На перепутье (Волосков) - страница 15

Гошка еще долго удивленно прыгал бы около меня, но Евдокимов, почесав затылок, велел взять ему рейку.

— Всякий дурак по-своему с ума сходит… — не обращаясь ни к кому, пробормотал дядя Егор, но я его прекрасно понял.

«Ну и пусть дурак. Год как-нибудь дотяну, — продолжал сердито размышлять я, оставшись один. — А там… там…» Что будет «там», я не имел ни малейшего представления. И занесло же меня каким-то беспутным ветром в эту гидрогеологическую партию, да еще в хозяйство скрипучего Евдокимова!

Я успел умыться и отдохнуть к тому времени, когда мои коллеги вернулись к реке. Я про себя так и назвал их «коллегами», — вложив в это слово все возможное ехидство, соразмерное с моей обидой.

Они пришли потные и, очевидно, весьма довольные друг другом. Дружно раздевшись и громко переговариваясь, сразу полезли в реку. Даже дядя Егор, с крестьянской обстоятельностью оглядев дно, разоблачился, загнул до колен кальсоны и, восторженно приахивая, стал мыться.

Я сижу к ним спиной и мне до зуда в груди хочется кинуться вместе с ними в воду, побарахтаться, понырять…

Сдержаться от этого соблазнительного желания мне стоит большого труда. Хочешь не хочешь, а надо быть принципиальным. То, что такая принципиальность необходима, — я не сомневаюсь, хотя папа раньше часто называл меня за такое поведение «упрямым козлом». Эх, папка-папка, ничего-то ты сейчас не знаешь!

— Ну, ты уже все шесть свай заделал? — весело спрашивает Гошка, припрыгивая возле меня на одной ноге.

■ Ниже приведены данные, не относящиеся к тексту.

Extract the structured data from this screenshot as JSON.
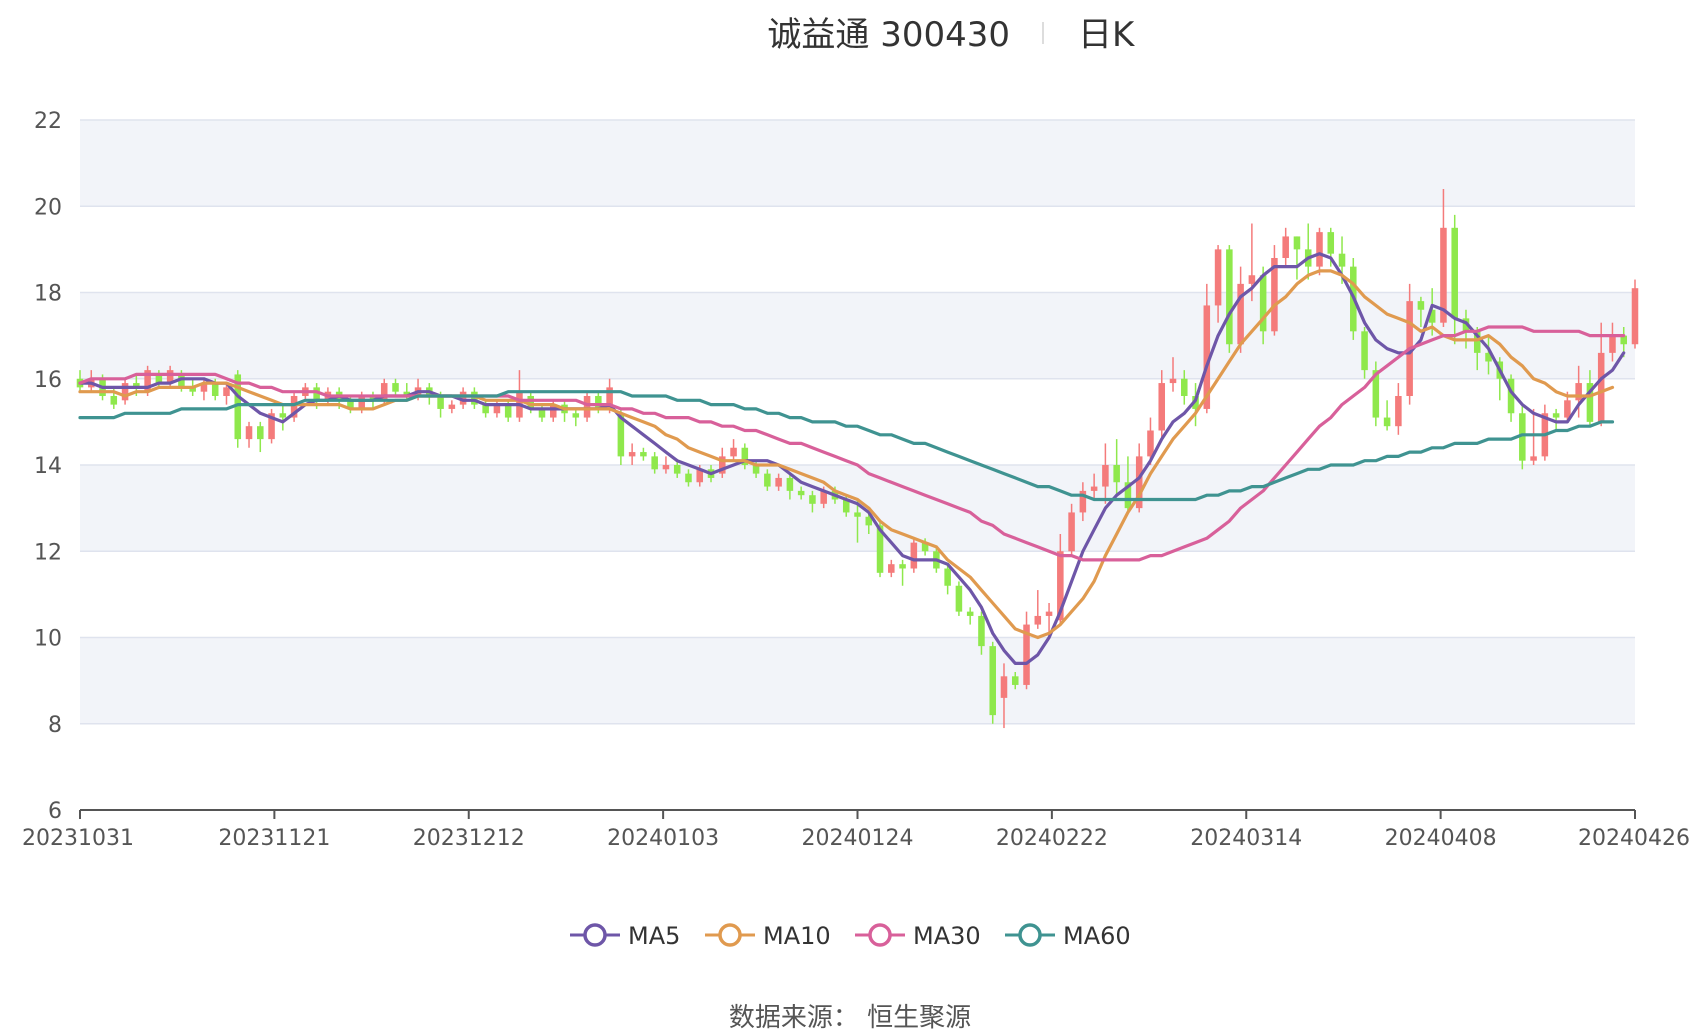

Я только пожал плечами. Что толку отвечать на столь бессмысленный вопрос, когда и так все на виду.

Гошка не обижается. Страшно фальшивя, он напевает под нос «Подмосковные вечера» и натягивает штаны. Так фальшивить, как фальшивит Гошка, — надо уметь. Над моим слухом смеялись в классе, предлагая петь в школьном хоре партию телеграфного столба, то есть только гудеть. Но Гошка… Даже я не могу переносить этого полунапева-полумяукания.

— Брось ты выть, — не выдерживаю я. — Как на бойне!

— Ничё… Пущай себе… — приахивает дядя Егор, продолжая плескаться. — Всяко дыхание да славит господа!

— Сами вы — всяко дыхание… — беззлобно отругивается Гошка, но петь перестает.

Через минуту он уже пристает к Евдокимову:

— Николай Петрович, а зачем нам уровень воды вычислять в абсолютных отметках? Ну, руда, горы — это понятно. А то ведь вода. Бежит…

Евдокимов отвечает не сразу. Он неторопливо одевается, а потом подходит к рейке.

— А график колебания уровня воды ты в каком измерении будешь составлять? — неожиданно спрашивает он.

Гошка привычно чешет затылок.

— Гидрометрическая служба страны ведет измерение уровней воды во всех речных и озерных бассейнах только в абсолютных отметках, то есть в метрах над уровнем моря, — монотонно поясняет Евдокимов. — Что толку, когда водомерная рейка не занивелирована. Все наблюдения твои относительны. Колебания уровня воды, а следовательно, и расхода реки привязать не к чему. Что могут значить колебания уровня по отношению к какой-то рейке? Сбило бревном или льдиной твою рейку — и все. Данные твоих измерений повисли в воздухе. А вот когда ты ведешь измерения по всем правилам, тебе ясно, что на данной реке, в данном месте, при уровне воды во столько-то метров над уровнем моря — расход такой, а при повышении уровня, скажем, на метр — другой. Это уже научные данные. Занивелировав наш створ, мы сделали его как бы равноправным, включили его в общесоюзную гидрометрическую сеть. Теперь наши наблюдения имеют настоящую научную ценность.